Yes, this looks wrong. What are you using taskENTER_CRITICAL_REGION_FROM_ISR() and taskEXIT_CRITICAL_REGION_FROM_ISR() for? Is it possible to remove the functionality to confirm if that is the issue?

RAc · August 7, 2024, 7:55am

Apologies, of course you are correct. At least on an ARM, equal priorities imply mutual non-preemption, thanks for the clarification.

jkn · August 7, 2024, 12:09pm

Hi Guarav, thanks for the comment. However, thinking a bit further, although this may be an issue in our port I don’t think it can be the cause of our problem.
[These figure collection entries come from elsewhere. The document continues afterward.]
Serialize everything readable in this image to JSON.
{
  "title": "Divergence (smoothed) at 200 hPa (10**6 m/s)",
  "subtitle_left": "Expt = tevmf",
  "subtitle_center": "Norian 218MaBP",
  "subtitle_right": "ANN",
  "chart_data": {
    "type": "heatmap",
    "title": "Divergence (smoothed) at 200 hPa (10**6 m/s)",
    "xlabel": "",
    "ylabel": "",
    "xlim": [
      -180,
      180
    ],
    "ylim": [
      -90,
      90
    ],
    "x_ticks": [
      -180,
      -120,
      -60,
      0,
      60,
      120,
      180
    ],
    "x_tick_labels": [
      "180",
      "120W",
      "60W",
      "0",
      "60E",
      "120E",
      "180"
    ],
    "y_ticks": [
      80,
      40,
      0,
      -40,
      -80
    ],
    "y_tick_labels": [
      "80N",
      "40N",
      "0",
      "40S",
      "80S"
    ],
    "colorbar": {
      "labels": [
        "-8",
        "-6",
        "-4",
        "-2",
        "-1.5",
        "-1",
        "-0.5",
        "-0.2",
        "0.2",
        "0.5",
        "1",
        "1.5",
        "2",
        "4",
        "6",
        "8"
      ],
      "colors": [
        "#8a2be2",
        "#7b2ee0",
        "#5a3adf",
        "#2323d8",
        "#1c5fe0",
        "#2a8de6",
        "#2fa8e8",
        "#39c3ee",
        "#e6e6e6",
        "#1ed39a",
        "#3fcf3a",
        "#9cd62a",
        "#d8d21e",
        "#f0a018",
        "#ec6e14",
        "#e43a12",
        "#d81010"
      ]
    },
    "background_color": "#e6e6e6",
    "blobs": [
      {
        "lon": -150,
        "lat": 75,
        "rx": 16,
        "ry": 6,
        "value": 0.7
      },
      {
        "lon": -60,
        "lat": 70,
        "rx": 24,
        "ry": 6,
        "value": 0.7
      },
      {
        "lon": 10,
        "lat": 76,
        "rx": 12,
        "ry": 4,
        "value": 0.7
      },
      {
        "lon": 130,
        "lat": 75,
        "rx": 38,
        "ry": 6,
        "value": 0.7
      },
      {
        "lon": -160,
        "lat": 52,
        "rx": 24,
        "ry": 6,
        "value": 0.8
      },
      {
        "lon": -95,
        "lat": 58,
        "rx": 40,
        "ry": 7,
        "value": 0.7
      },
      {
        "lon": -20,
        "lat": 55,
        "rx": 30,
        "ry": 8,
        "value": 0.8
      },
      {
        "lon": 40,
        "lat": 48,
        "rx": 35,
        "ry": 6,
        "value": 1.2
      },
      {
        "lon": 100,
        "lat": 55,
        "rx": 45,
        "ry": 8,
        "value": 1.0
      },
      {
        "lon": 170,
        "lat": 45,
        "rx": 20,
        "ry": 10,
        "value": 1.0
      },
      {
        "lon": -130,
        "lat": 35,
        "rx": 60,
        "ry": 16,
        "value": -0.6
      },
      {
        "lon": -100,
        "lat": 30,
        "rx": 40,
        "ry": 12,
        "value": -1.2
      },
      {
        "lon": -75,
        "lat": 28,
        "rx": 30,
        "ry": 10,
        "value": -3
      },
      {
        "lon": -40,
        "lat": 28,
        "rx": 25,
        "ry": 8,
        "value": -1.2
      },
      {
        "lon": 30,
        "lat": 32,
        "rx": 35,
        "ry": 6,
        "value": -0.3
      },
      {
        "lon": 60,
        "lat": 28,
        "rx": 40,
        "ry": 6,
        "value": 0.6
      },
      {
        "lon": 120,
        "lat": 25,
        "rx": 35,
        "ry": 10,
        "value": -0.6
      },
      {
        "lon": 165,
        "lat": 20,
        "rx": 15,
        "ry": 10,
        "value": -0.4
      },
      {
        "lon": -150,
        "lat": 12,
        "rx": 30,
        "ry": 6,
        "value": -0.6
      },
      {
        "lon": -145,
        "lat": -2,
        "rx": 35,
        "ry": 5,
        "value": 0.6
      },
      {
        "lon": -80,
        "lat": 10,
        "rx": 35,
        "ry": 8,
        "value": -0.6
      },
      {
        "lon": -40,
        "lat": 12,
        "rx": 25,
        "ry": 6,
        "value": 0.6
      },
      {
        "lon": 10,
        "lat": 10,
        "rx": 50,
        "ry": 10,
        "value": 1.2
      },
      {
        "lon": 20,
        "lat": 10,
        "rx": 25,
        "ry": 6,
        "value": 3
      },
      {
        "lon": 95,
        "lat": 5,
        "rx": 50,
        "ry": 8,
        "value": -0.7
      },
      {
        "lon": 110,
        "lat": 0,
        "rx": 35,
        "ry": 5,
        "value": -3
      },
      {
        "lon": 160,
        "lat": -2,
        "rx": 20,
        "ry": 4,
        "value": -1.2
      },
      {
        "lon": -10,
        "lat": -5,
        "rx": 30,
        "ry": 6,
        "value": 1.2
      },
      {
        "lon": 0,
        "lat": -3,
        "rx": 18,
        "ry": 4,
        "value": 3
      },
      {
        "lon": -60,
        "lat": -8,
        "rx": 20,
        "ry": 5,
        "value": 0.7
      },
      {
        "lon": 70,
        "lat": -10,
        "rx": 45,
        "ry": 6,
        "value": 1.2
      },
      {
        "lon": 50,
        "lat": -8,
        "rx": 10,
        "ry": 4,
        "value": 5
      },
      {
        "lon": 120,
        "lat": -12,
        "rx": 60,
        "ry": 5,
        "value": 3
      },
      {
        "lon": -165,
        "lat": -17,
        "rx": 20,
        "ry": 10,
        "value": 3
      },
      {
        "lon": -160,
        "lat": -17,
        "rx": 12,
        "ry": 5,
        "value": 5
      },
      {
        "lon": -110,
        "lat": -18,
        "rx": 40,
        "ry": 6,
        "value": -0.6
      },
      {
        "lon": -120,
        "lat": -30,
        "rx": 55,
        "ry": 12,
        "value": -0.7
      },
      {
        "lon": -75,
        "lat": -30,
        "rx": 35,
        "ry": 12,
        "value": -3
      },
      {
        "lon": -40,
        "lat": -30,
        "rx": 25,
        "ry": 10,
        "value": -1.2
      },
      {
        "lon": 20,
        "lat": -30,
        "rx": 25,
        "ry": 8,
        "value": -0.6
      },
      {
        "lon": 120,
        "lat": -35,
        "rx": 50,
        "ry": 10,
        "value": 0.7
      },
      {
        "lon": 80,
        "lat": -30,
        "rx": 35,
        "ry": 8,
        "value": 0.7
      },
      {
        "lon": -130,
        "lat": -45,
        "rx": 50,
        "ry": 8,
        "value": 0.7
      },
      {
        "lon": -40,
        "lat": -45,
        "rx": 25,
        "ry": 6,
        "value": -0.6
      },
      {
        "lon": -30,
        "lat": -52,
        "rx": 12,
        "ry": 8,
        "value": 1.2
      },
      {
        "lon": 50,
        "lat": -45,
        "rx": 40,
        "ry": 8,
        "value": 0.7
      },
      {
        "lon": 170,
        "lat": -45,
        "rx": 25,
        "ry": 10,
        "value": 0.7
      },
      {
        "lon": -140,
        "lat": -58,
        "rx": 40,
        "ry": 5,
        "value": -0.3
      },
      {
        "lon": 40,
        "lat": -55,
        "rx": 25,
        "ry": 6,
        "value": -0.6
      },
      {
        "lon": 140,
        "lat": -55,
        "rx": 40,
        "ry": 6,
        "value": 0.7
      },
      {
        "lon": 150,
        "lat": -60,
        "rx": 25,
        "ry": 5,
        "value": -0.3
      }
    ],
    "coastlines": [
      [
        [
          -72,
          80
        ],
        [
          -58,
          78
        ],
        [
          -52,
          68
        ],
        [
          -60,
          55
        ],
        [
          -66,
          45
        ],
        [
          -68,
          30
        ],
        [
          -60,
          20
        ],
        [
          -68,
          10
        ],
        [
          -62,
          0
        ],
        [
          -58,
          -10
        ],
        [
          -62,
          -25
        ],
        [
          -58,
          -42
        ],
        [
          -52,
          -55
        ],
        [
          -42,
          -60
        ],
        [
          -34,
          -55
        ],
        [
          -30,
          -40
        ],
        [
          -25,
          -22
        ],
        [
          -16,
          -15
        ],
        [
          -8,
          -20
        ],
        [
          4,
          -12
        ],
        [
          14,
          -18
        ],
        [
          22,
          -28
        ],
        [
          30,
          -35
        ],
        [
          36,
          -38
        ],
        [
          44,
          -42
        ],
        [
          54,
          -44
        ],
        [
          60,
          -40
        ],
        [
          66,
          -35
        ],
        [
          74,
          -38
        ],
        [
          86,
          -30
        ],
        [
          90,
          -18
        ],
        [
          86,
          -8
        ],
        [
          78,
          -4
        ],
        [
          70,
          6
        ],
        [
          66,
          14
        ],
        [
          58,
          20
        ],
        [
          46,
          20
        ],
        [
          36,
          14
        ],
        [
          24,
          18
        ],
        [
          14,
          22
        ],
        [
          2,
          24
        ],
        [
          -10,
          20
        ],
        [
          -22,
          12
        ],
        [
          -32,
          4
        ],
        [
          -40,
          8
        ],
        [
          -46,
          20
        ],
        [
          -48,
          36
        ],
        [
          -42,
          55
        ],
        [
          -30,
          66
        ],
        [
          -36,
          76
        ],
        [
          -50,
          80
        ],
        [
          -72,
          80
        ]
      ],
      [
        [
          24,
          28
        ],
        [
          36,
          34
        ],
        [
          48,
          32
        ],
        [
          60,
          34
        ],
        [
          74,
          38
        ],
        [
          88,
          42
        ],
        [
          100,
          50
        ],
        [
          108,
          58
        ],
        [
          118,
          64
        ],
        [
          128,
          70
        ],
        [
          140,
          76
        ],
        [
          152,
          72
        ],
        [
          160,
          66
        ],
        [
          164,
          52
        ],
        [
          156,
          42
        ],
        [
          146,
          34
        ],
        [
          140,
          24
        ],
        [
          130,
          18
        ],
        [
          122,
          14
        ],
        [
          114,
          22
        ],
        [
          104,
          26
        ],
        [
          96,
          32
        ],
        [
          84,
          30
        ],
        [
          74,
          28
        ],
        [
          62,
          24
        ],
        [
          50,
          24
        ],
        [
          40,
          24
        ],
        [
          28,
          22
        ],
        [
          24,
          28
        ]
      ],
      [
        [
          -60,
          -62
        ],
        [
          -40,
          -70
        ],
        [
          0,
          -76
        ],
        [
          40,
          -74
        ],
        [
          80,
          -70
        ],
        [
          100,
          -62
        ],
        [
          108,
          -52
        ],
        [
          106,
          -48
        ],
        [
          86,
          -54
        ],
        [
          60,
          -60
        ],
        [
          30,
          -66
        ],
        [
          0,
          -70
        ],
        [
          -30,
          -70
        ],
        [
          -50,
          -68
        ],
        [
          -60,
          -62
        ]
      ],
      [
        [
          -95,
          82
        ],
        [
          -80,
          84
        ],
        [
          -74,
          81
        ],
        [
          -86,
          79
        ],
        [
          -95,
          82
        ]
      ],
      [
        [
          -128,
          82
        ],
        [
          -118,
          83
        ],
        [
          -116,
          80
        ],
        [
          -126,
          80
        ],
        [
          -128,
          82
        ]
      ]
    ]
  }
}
The (single) use of taskENTER/EXIT_CRITICAL region in our firmware is in an ISR, to protect a small structure (a couple of entries). This structure gets updated with ‘return values’ by a task, and then read by the ISR to use when communicating externally (it’s an I2C ISR). So:

/* my_task.c */

taskENTER_CRITICAL();
// update fields in my critical region structure
taskEXIT_CRITICAL();


/* my_isr.c */
taskENTER_CRITICAL_REGION_FROM_ISR();
// read contents of critical region structure
taskEXIT_CRITICAL_REGION_FROM_ISR();

// use read contents

If the ENTER/EXIT...FROM_ISR() macros are null, then the only this that will occur is that the values read from the critical region might be wrong. That is a ‘benign’ error for our case right now. I don’t see it causing the issue with the ‘null’ pxTCB??

Thanks & Regards
Jon

aggarg · August 7, 2024, 12:26pm

The macro taskENTER_CRITICAL_FROM_ISR is called from within the kernel as well and as @richard-damon mentioned, if your port supports nested interrupts, then you need portSET_INTERRUPT_MASK_FROM_ISR and portCLEAR_INTERRUPT_MASK_FROM_ISR.

P.S. - I guess taskENTER_CRITICAL_REGION_FROM_ISR is just a typo and it is actually taskENTER_CRITICAL_FROM_ISR or are you using a modified copy of kernel?